Two days before Hanukkah and three before Christmas, the cosmos will bring you an early holiday gift—no telescope required. The Ursid meteor shower peaks in the early morning hours of December 22, after midnight through dawn. It’s not the most spectacular shower of the year, but it is the last one of 2016, and it’ll tide you over until the Quadrantids next month. (And making a big production of going outside to watch the sky is a pretty good way to drop a big hint about that telescope you want for Christmas or Hanukkah.)
Danielle Moser, a meteor scientist with the Meteoroid Environment Office at NASA’s Marshall Space Flight Center, tells mental_floss that you can expect to see a handful of meteors if you’re patient. “Not all of the meteors you’ll see while out observing belong to the Ursid meteor shower—some are sporadic background meteors and some belong to other active showers. If you see a meteor, try to trace it backwards. If you end up near the Little Dipper, there’s a good chance you’ve seen an Ursid.”
HOW 8P/TUTTLE WAS DISCOVERED… TWICE
While some meteor showers have been studied for millennia, the Ursids have only been observed for a relatively short time. The shower’s parent is comet 8P/Tuttle, discovered in 1790 by Pierre Méchain. Decades later, in 1858, it was rediscovered by Horace Tuttle, and thus earned its name. (Don’t feel bad for poor Pierre, though. He discovered so many things in his lifetime that he probably wouldn’t remember this meager little comet anyway.)
Around the turn of the century, William Denning, an amateur astronomer and renowned comet hunter from England, recognized the radiant, or the seeming point of origin, of the Ursid meteor shower. The association with the Tuttle comet was immediately suspected, and later observations would confirm it.
It turns out Tuttle is a “contact binary”—a small, solar system object made of two bodies that have gravitated toward each other until they touch, like the rubber-ducky shaped 67P/Churyumov–Gerasimenko. We know now that Tuttle’s orbit around the Sun takes just under 14 years. As it goes about its orbit, it leaves behind a trail of particles that, over the centuries, has organized. When the Earth crosses into this debris field, those particles slam into our atmosphere and burn away. That release of energy takes the appearance of “shooting stars.” A meteor shower is born.
WHEN TO WATCH
The shower appears to originate in the Little Dipper, which is how it gets its name. The formal name of the Little Dipper is Ursa Minor, which translates as Little Bear. (Of course, some will argue it looks a lot more like a spoon.)
The shower will appear highest in the sky in the hours before sunrise on December 22, so set your alarm clock accordingly. The shower can produce around 10 meteors per hour, and to see them, all you’ll need is to find a place with no light and look up.

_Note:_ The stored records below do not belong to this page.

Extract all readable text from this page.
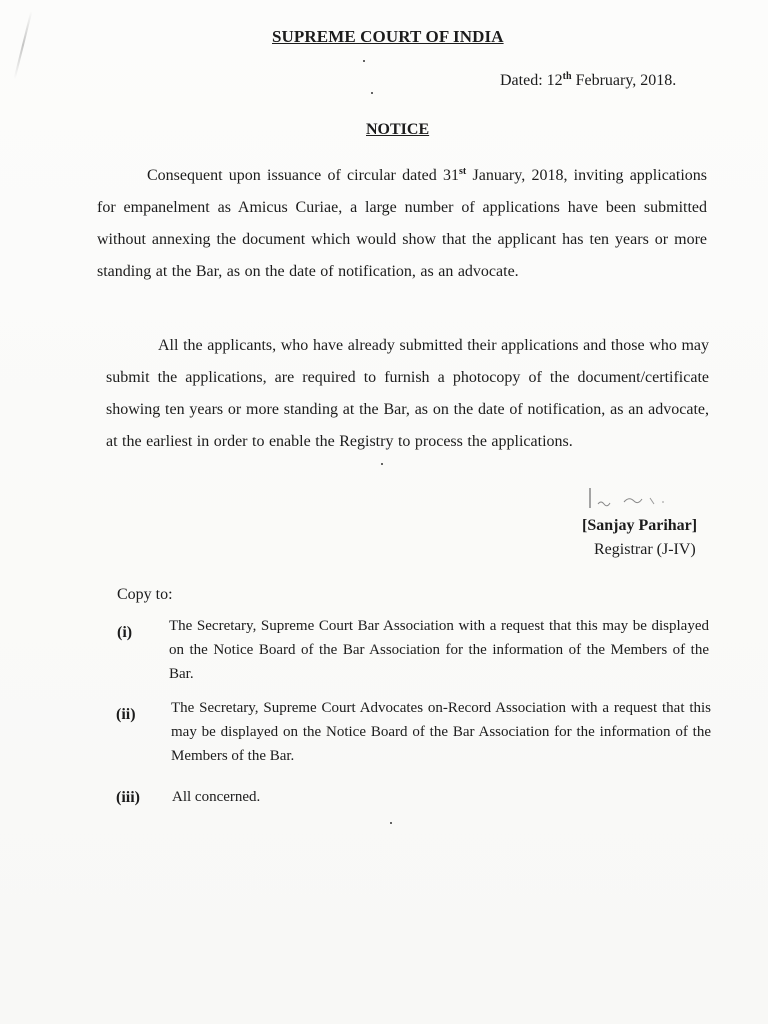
SUPREME COURT OF INDIA
Dated: 12th February, 2018.
NOTICE
Consequent upon issuance of circular dated 31st January, 2018, inviting applications for empanelment as Amicus Curiae, a large number of applications have been submitted without annexing the document which would show that the applicant has ten years or more standing at the Bar, as on the date of notification, as an advocate.
All the applicants, who have already submitted their applications and those who may submit the applications, are required to furnish a photocopy of the document/certificate showing ten years or more standing at the Bar, as on the date of notification, as an advocate, at the earliest in order to enable the Registry to process the applications.
[Sanjay Parihar]
Registrar (J-IV)
Copy to:
(i) The Secretary, Supreme Court Bar Association with a request that this may be displayed on the Notice Board of the Bar Association for the information of the Members of the Bar.
(ii) The Secretary, Supreme Court Advocates on-Record Association with a request that this may be displayed on the Notice Board of the Bar Association for the information of the Members of the Bar.
(iii) All concerned.
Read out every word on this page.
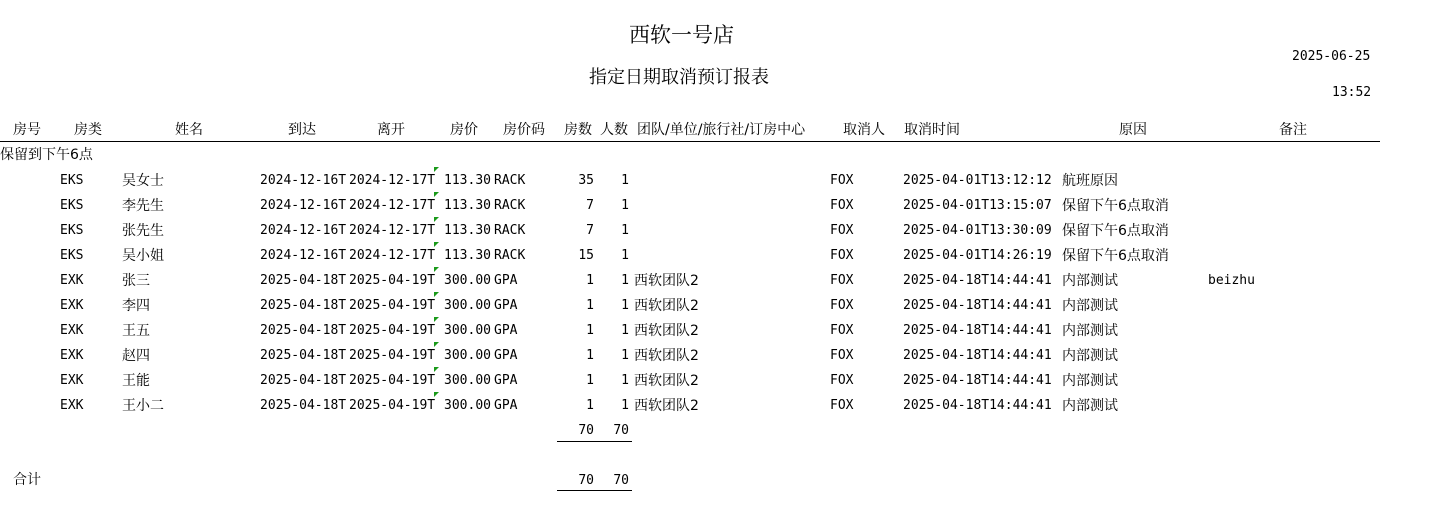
西软一号店
2025-06-25
指定日期取消预订报表
13:52
房号 房类	姓名	到达	离开	房价 房价码 房数 人数 团队/单位/旅行社/订房中心	取消人 取消时间	原因	备注
保留到下午6点
EKS	吴女士	2024-12-16T 2024-12-17T 113.30 RACK	35	1	FOX	2025-04-01T13:12:12 航班原因
EKS	李先生	2024-12-16T 2024-12-17T 113.30 RACK	7	1	FOX	2025-04-01T13:15:07 保留下午6点取消
EKS	张先生	2024-12-16T 2024-12-17T 113.30 RACK	7	1	FOX	2025-04-01T13:30:09 保留下午6点取消
EKS	吴小姐	2024-12-16T 2024-12-17T 113.30 RACK	15	1	FOX	2025-04-01T14:26:19 保留下午6点取消
EXK	张三	2025-04-18T 2025-04-19T 300.00 GPA	1	1 西软团队2	FOX	2025-04-18T14:44:41 内部测试	beizhu
EXK	李四	2025-04-18T 2025-04-19T 300.00 GPA	1	1 西软团队2	FOX	2025-04-18T14:44:41 内部测试
EXK	王五	2025-04-18T 2025-04-19T 300.00 GPA	1	1 西软团队2	FOX	2025-04-18T14:44:41 内部测试
EXK	赵四	2025-04-18T 2025-04-19T 300.00 GPA	1	1 西软团队2	FOX	2025-04-18T14:44:41 内部测试
EXK	王能	2025-04-18T 2025-04-19T 300.00 GPA	1	1 西软团队2	FOX	2025-04-18T14:44:41 内部测试
EXK	王小二	2025-04-18T 2025-04-19T 300.00 GPA	1	1 西软团队2	FOX	2025-04-18T14:44:41 内部测试
70	70
合计	70	70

Moser suggests that you keep a thermos of hot chocolate in your hands and your phone in your pocket. “You’ll see more meteors if you let your eyes adjust to the dark,” she says. “As soon as you look at a bright light source like your phone, you have to start the adjustment process all over again! And hot chocolate will keep you warm and awake while patiently braving the cold December weather.”
The Ursids have had some pretty spectacular showings—most notably in 1986, with spikes on the order of 100 meteors per hour. Don’t get your hopes up for a wild display in 2016, however. Rather, appreciate the Ursids for what they are: an annual tradition of rare and romantic shooting stars in a beautiful, wintry, night sky. Enjoy the last big meteor shower of the year, and if it convinces someone to gift you a telescope, get ready: There are some astounding celestial wonders waiting for us in the new year.